Given that Kan seeks to hold on to his position as DPJ president in an intraparty election next month, he probably does not want to drastically change the policy pledges as it would ignite opposition within the party. But he won't be able to obtain the opposition's cooperation if the situation remains unchanged.

During the latest extraordinary Diet session, a bill to enable lawmakers to return part of their salary should they not serve for an entire month was enacted. Another bill to allow an organization to continue operating social insurance hospitals also was enacted. But these achievements alone do not make us think the ruling and opposition parties have started cooperating.

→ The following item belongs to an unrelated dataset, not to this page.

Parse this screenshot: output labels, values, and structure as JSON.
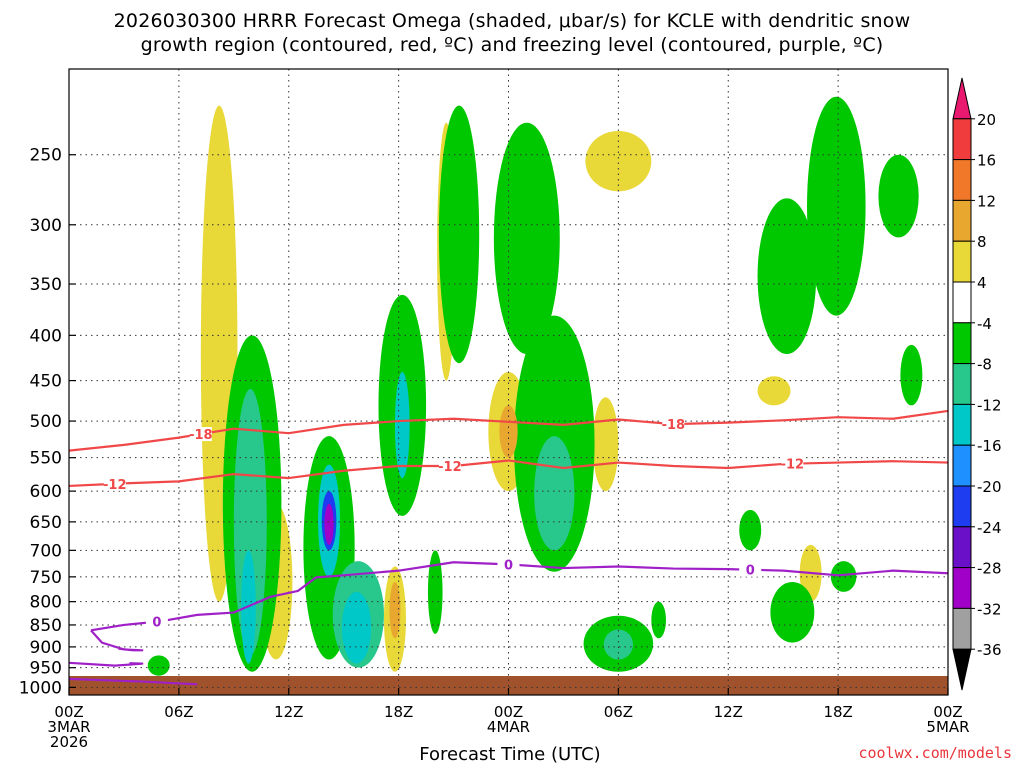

Because of disarray among opposition parties, they dropped a plan to submit censure motions against some Cabinet members, including Justice Minister Keiko Chiba, who failed to be reelected in the upper house election. But the opposition camp likely will press the ruling camp hard on such issues as the politics and money scandals involving former DPJ Secretary General Ichiro Ozawa during an extraordinary Diet session scheduled for autumn.

The opposition parties blasted the Kan administration for giving up a plan to create a national strategy bureau, saying it would be a step backward in efforts to enhance politicians' power in the handling of government affairs. A bill to set up such a bureau has been carried over for continued deliberations.

We suggest the prime minister call for discussions between the ruling and opposition camps to modify the bill. In doing so, it would be beneficial to bring up the idea of creating a Japanese version of the U.S. National Security Council, as earlier proposed by the LDP-New Komeito ruling coalition.

Focus on shared goals

Since both the ruling and opposition camps wish to implement plans to strengthen politicians' control of government affairs and expand the functions of the Prime Minister's Office, it should be possible for them to start deliberations on these issues.

It is not an easy task for one party to win a majority in upper house elections. The divided Diet may continue for some time. If the Diet fails to make any important decisions or fails to respond quickly to an economic or diplomatic crisis, Japan will face a further decline in its standing.

The ruling and opposition camps should seriously search for a way to build consensus.